Not every insurance plan includes an out-of-pocket expense maximum. According to a study by the Agency for Health Care Research and Quality, an estimated 17 million Americans under the age of 65 were underinsured in 2003. In this study, "underinsured" refers to people who have insurance but do not have protection from high out-of-pocket expenses, and who spend more than 10 percent of their family income on out-of-pocket health care expenses.
So, which plans actually offer an out-of-pocket expense cap? Of course, there is no straightforward answer, but it usually depends on the type of plan. Fee-for-service plans, sometimes referred to as indemnity insurance, pay a portion of a covered medical expense that you or your medical provider submits. These types of policies have deductibles and coinsurance and so usually come with an out-of-pocket expense maximum. The maximum amount for a given plan can vary by the agreement your employer makes with the insurance company.

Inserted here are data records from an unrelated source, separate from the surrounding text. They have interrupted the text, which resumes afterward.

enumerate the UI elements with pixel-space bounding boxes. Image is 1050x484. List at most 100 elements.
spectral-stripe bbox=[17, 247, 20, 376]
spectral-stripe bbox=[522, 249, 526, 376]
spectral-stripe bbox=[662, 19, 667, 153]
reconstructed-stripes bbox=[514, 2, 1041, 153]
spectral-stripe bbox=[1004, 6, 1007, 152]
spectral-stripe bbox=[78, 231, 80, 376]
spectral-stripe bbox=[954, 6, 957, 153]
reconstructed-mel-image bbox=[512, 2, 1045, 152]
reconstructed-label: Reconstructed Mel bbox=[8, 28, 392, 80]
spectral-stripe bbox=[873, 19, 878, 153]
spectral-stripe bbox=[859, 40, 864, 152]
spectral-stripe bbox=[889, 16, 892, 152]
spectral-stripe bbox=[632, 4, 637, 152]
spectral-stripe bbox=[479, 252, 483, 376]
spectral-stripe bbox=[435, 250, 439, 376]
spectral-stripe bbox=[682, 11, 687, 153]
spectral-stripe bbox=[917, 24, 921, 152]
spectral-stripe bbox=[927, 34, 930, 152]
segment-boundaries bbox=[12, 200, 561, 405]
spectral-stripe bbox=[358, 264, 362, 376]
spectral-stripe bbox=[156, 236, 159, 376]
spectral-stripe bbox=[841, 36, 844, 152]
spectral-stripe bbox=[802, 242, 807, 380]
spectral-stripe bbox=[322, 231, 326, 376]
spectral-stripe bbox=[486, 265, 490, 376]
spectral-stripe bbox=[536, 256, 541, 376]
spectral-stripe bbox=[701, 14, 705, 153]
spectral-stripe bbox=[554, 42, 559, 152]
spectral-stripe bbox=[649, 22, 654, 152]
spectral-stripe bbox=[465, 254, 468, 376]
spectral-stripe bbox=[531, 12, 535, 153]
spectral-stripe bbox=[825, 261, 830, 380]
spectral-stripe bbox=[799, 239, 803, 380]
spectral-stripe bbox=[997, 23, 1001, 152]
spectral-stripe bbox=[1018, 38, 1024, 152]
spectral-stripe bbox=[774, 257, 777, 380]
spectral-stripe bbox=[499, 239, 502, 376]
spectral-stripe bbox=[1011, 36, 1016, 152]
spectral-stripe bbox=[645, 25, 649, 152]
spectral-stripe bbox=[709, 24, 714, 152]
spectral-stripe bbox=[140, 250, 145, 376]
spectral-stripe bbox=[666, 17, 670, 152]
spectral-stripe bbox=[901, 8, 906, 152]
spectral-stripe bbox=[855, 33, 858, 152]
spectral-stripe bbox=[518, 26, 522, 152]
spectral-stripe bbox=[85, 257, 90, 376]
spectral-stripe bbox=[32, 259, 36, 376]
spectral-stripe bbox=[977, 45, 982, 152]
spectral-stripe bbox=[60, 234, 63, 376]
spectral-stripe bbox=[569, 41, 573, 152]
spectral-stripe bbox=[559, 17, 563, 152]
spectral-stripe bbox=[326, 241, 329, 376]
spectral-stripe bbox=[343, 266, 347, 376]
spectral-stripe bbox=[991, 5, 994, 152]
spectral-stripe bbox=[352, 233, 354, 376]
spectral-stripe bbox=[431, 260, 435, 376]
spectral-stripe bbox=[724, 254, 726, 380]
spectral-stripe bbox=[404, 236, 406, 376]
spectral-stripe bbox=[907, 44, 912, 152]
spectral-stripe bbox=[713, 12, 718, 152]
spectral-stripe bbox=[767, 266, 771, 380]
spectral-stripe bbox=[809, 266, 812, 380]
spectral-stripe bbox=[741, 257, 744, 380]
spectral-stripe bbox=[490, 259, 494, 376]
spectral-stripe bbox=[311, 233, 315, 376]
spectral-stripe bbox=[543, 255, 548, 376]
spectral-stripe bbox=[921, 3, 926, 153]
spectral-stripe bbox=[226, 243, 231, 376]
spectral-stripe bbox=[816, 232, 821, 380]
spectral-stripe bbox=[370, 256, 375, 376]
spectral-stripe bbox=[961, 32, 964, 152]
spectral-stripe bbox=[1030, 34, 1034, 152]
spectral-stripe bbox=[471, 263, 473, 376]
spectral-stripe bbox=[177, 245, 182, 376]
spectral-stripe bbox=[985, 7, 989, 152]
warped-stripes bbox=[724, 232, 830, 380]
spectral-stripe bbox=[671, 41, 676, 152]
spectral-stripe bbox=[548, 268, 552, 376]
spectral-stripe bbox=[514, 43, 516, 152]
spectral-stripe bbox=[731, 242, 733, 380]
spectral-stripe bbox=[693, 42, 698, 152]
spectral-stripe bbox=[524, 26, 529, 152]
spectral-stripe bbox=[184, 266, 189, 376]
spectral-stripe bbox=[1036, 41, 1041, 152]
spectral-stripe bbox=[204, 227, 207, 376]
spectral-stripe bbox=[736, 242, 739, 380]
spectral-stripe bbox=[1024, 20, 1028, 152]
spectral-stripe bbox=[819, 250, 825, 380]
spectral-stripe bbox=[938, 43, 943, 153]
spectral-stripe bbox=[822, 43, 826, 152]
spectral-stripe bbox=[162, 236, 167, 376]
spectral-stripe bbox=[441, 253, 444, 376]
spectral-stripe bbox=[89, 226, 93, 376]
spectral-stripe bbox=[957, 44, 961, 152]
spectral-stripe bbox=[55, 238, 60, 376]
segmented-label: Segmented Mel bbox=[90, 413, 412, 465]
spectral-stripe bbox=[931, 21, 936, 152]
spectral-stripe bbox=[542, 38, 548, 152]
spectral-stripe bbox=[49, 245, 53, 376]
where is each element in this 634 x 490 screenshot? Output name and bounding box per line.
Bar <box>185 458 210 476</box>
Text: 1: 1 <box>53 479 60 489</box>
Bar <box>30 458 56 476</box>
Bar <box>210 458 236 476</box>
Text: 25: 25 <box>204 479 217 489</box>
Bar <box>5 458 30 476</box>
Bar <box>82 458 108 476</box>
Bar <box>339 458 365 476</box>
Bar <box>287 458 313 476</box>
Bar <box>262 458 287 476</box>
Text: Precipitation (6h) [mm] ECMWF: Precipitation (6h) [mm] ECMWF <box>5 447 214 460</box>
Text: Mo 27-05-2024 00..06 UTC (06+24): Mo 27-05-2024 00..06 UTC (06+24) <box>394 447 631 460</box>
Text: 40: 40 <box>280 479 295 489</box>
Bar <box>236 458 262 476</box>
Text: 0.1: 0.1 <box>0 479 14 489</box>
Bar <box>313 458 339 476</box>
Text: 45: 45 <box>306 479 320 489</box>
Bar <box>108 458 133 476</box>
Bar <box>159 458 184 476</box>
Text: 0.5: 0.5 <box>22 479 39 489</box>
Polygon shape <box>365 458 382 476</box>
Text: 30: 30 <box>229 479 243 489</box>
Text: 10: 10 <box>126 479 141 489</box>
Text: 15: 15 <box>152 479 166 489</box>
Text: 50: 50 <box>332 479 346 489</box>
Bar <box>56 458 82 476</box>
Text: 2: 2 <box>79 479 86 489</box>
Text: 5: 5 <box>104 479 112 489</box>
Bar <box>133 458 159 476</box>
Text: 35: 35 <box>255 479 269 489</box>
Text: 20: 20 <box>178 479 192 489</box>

Managed care plans include health maintenance organizations (HMOs), preferred provider organizations (PPOs) and point-of-service plans (POS). These types of plans may or may not include an out-of-pocket expense maximum. Normally, if you have an HMO plan, you'll have very little out-of-pocket expenses because deductibles and coinsurance are generally not part of the plan -- as long as you stay within the HMO network. So out-of-pocket expense maximums are usually not a factor in these plans. However, if you have a POS or PPO plan, you may have this type of maximum. In these plans, if you go out of network, you'll seem to fall into the rules found in a fee-for-service plan with deductibles and coinsurance costs. Because of this, many PPO and POS plans include an out-of-pocket expense maximum only when a patient goes out of the network.